In [107]:
import re
import pandas as pd

**1) Write a function named is_vowel.** It should accept a string as input and use a regular expression to determine if the passed string is a vowel. While not explicity mentioned in the lesson, you can treat the result of re.search as a boolean value that indicates whether or not the regular expression matches the given string.

In [13]:
def is_a_vowel(var):
    '''
    Takes in a string and returns true or false if it is a vowel.  
    Must by a single character to return True - ignores case.
    Prints error to screen if a string was not passed.
    '''
    if not isinstance(var,str): 
        print(f'Error: expected a string')
        return None
    #if returns match object (aka not None) & only one character 
    if re.search(r'[aeiou]',var,re.IGNORECASE) and len(var) == 1: return True
    else: return False

In [14]:
is_vowel('a')

True

In [15]:
is_vowel('A')

True

In [16]:
is_vowel('Ab')

False

In [20]:
is_vowel('aA')

False

In [18]:
is_vowel('b')

False

In [19]:
is_vowel('B')

False

**2) Write a function named is_valid_username** that accepts a string as input. A valid username starts with a lowercase letter, and only consists of lowercase letters, numbers, or the _ character. It should also be no longer than 32 characters. The function should return either True or False depending on whether the passed string is a valid username.

TEST:
- is_valid_username('aaaaaaaaaaaaaaaaaaaaaaaaaaaaaaaaa')
False
- is_valid_username('codeup')
True
- is_valid_username('Codeup')
False
- is_valid_username('codeup123')
True
- is_valid_username('1codeup')
False


In [34]:
def is_valid_username(username):
    '''
    Takes in a string and checks if it is a valid username.
    Prints an error if a string is not passed.
    Returns True if a valid username, returns False if not valid and prints error message to screen
    
    A username is valid if:
        It starts with a lowercase letter
        It only contains lowercase letters, numbers and an underscore
        It is 32 characters or less.
    '''
    #error out if not passed a string
    if not isinstance(username,str): 
        print(f'Error: expected a string')
        return None
    #intitialize error message string
    err_msg = ''
    #if string doesn't start with lowercase letter
    if not username[0].islower():
        err_msg += "Username must start with a lowercase letter.\n"
    
    #If contains anything other than lower case letters, numbers or the _ character
    if re.search(r'[^0-9a-z_]',username):
        err_msg += "Username must only contain lowercase letters, numbers and the _ character (underscore).\n"
        
    #less than 32 characters
    if len(username) > 32: err_msg += "Username must be 32 characters or less.\n"
    
    #return true if we didn't find any errors
    if err_msg == '': return True
    #else print the error message and return false
    else: 
        print(err_msg)
        return False

In [24]:
is_valid_username('codeup_3')

True

In [32]:
is_valid_username('codeup123')

True

In [25]:
is_valid_username('Codeup')

Username must start with a lowercase letter.
Username can only contain lowercase letters, numbers and the _ character (underscore).



False

In [27]:
is_valid_username('codeup!')

Username can only contain lowercase letters, numbers and the _ character (underscore).



False

In [29]:
is_valid_username('1codeup')

Username must start with a lowercase letter.



False

In [31]:
is_valid_username('aaaaaaaaaaaaaaaaaaaaaaaaaaaaaaaaa')

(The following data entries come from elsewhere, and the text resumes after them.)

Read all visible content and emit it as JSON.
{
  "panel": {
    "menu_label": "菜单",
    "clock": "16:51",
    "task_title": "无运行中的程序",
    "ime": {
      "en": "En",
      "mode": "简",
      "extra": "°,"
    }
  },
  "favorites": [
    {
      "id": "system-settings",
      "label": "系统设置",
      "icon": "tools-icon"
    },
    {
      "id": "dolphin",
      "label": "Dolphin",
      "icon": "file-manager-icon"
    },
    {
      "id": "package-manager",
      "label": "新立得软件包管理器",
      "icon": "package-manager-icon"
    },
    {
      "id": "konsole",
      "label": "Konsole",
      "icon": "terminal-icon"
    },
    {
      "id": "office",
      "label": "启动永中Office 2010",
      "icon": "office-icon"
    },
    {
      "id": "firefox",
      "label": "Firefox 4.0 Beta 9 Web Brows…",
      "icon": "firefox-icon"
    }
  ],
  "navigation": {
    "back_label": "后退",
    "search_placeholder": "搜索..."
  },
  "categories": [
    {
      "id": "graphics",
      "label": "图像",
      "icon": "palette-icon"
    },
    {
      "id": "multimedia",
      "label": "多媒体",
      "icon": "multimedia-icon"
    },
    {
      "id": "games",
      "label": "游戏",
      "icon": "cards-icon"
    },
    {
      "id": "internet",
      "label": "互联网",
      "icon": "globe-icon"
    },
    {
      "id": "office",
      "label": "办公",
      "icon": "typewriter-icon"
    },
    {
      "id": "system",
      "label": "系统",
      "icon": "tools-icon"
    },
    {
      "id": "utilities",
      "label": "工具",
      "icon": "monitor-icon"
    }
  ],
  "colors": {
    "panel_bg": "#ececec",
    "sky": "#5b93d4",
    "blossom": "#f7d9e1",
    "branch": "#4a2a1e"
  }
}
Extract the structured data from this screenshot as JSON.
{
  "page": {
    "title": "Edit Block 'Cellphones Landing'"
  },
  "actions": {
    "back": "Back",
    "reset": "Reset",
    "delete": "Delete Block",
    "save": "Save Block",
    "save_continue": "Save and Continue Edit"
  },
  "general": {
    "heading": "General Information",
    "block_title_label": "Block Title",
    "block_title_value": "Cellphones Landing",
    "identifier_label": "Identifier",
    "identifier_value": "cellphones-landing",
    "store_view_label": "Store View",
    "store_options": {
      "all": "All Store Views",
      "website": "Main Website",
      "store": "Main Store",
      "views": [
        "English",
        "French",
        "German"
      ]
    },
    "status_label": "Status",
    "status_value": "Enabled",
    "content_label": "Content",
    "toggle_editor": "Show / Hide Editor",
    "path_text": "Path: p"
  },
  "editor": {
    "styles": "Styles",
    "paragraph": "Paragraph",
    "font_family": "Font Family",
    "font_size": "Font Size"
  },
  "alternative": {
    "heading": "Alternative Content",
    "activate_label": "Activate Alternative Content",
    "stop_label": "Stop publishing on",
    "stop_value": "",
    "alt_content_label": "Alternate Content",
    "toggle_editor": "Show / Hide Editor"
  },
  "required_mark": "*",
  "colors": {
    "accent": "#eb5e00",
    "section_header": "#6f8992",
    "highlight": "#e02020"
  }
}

Username must be 32 characters or less.



False

In [33]:
is_valid_username(2)

Error: expected a string


**3) Write a regular expression to capture phone numbers.** It should match all of the following:

In [92]:
phones = '''a (210) 867 5309\n
b+1 210.867.5309\n 
c867-5309:
d210-867-5309
e980 - 4356q\n
'''

In [36]:
def show_all_matches(regexes, subject, re_length=6):
    print('Sentence:')
    print()
    print('    {}'.format(subject))
    print()
    print(' regexp{} | matches'.format(' ' * (re_length - 6)))
    print(' ------{} | -------'.format(' ' * (re_length - 6)))
    for regexp in regexes:
        fmt = ' {:<%d} | {!r}' % re_length
        matches = re.findall(regexp, subject)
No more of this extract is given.